According to research by the IATA, airline companies are set to experience higher traffic volume, increased passenger demand, better profitability, and greater than expected cash flows.
- Airline companies have found new ways of increasing their revenues in the form of ancillary revenues. Ancillary revenues come through fees earned for hotel bookings, exchange or purchase of frequent flier miles, luggage fees, seat upgrades and in-flight services such as Internet. These revenues have increased by 12% in the past year and will continue to grow.
- Industry consolidation among major airline companies is not only helping the companies expand their network and capacity, but post-merger integration is providing better operational efficiency and revenue synergies to the companies.
Best Airline Stocks
To find the best airline stocks, we researched stocks that have attractive valuations and are projected to grow both earnings and revenues. In addition, these stocks have the most number of Buy (or better) analyst ratings, and the 12-month target price set by these analysts indicate a high profit potential. After applying those checks, we get the following results:
- Alaska Air Group (ALK)
Alaska Air may seem like a small regional airline, but it happens to be the sixth largest in the U.S., operating a fleet of about 172 aircrafts that include a combination of Boeing 737 jets and other smaller aircrafts.
Alaska Air has conveniently hedged jet fuel at the price of $97 for the year 2013, and it has a jet fuel hedging percentage of 50 percent, through which it intends to gain control over jet fuel price volatility.
The company's revenues, operating margins and aircraft capacity are expected to increase in 2013. Its EPS is forecast to expand in the next couple of years as well (see below).
- US Airways Group (LCC)
US Airways' deal with AMR Corp (OTCQB:AAMRQ) -- the parent company of American Airlines -- will be closed sometime in the third quarter of 2013. This deal will provide US Airways much-needed penetration into the international markets. This merger, if approved, will be a solid growth catalyst for the company and will help the company balance its debt and reduce costs.
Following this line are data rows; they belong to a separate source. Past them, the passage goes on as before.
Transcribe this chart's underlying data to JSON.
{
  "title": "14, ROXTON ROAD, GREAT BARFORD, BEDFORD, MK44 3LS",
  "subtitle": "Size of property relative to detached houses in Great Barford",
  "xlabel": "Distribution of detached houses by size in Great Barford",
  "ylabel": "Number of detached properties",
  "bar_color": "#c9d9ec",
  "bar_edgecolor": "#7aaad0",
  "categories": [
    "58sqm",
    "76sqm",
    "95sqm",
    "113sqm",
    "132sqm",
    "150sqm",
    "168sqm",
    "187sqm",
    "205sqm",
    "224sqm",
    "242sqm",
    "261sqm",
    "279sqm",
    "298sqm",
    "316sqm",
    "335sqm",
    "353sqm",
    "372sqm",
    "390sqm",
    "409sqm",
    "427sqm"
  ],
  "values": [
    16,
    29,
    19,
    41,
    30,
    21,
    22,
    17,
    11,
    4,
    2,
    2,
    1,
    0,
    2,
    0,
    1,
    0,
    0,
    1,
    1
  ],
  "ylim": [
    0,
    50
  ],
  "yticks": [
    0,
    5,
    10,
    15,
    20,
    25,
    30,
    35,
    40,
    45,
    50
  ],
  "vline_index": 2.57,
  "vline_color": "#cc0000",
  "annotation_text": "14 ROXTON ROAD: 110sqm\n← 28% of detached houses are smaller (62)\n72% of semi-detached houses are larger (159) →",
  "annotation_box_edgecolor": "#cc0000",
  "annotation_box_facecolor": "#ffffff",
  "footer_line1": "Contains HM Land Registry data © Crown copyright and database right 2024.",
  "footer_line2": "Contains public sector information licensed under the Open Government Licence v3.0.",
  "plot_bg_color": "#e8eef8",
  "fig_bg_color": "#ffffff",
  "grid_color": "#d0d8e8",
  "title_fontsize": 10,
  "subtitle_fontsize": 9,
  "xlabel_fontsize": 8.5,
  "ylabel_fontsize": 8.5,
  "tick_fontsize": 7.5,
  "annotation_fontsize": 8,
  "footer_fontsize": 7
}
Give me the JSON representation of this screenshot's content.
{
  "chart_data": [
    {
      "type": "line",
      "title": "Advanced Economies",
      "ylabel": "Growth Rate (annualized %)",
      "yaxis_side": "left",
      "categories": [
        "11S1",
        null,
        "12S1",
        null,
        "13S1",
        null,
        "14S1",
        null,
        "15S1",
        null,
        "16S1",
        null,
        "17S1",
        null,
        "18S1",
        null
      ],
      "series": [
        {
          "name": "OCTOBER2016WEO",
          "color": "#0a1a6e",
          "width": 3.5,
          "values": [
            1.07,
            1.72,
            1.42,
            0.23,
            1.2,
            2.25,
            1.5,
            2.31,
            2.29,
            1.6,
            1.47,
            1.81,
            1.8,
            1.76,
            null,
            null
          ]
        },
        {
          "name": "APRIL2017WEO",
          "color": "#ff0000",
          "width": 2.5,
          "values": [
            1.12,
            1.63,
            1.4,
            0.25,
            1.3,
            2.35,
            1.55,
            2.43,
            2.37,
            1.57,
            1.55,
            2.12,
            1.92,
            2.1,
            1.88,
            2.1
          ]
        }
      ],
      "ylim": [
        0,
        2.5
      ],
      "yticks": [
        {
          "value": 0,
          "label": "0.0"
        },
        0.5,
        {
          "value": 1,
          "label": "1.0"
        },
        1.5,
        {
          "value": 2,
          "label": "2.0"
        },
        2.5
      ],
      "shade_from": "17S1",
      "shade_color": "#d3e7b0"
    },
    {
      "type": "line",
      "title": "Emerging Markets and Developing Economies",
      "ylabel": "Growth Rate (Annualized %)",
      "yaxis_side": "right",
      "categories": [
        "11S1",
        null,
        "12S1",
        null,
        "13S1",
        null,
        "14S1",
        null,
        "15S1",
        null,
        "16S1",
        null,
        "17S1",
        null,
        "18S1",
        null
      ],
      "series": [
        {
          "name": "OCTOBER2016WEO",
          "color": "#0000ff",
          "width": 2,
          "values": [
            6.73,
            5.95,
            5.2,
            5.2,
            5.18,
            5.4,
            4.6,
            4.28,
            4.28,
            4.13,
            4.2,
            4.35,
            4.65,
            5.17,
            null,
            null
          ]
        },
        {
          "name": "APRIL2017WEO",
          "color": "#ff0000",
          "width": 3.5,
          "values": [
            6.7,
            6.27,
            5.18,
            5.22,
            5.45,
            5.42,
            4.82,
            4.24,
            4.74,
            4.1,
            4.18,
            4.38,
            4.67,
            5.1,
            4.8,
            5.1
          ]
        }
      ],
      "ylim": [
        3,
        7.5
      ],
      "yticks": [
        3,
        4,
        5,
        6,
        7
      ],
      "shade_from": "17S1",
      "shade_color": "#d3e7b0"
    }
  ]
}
Both revenues as well as earnings are forecast to grow significantly in the next two years (see below).
- Delta Air Lines Group (DAL)
The combined entity formed after Delta Air Lines merged with Northwest Airlines in 2008 has now become one of the largest airline companies worldwide, serving more than 300 destinations across 59 countries.
Delta Air Lines' 2012 initiative in the oil refinery business will provide jet fuel to the company's operations in the northeastern part of the U.S.This purchase cost the company around $150 million -- the cost of a new aircraft -- and yet it will reduce the company's expenses by $300 million annually in northeastern operations. The company's decision to try to take control of its biggest input costs is a bold, yet impressive strategic move.
While this purchase would work towards improving its operating margins in the coming years, Delta's earnings and sales are both projected to increase -- a very positive sign for its stock.
Attractive Valuation And Statistics
The table below indicates that Alaska Air, US Airways and Delta Air Lines are still undervalued, and they have solid fundamentals to back their growth stories.
Analyst Ratings and Return Potential
Most of the analysts that follow these three companies have a Buy or better rating for their stocks, as shown below. In addition, the average target prices of these three stocks are considerably higher than the current trading prices (as of 4/29/2013).
Many investors prefer to stay away from investing in airline companies because these companies are burdened with very high fixed costs, they face heavy competition, and they are always dependent on external factors such as jet fuel prices and demand for travel.
Investors must consider the risks posed by higher jet fuel prices, increased costs due to strikes and other union or labor force related issues, government safety regulations that result in changes in flight operations and even fleet, and of course, the industry's dependency on economic growth, which directly impacts consumer and commercial travel spending.
Alaska Air, US Airways and Delta Air Lines are three of the six companies that earn more than 30% of the total global ancillary fees revenue, according to this report. These three companies have made some smart and strategic moves that have positioned them well to get revenue growth, earnings growth and improved operating margins in the next couple of years.
A recommended strategy for investors is to add these stocks to their summer shopping list and buy on market or stock pullbacks, instead of buying when the markets are rallying at record-high levels.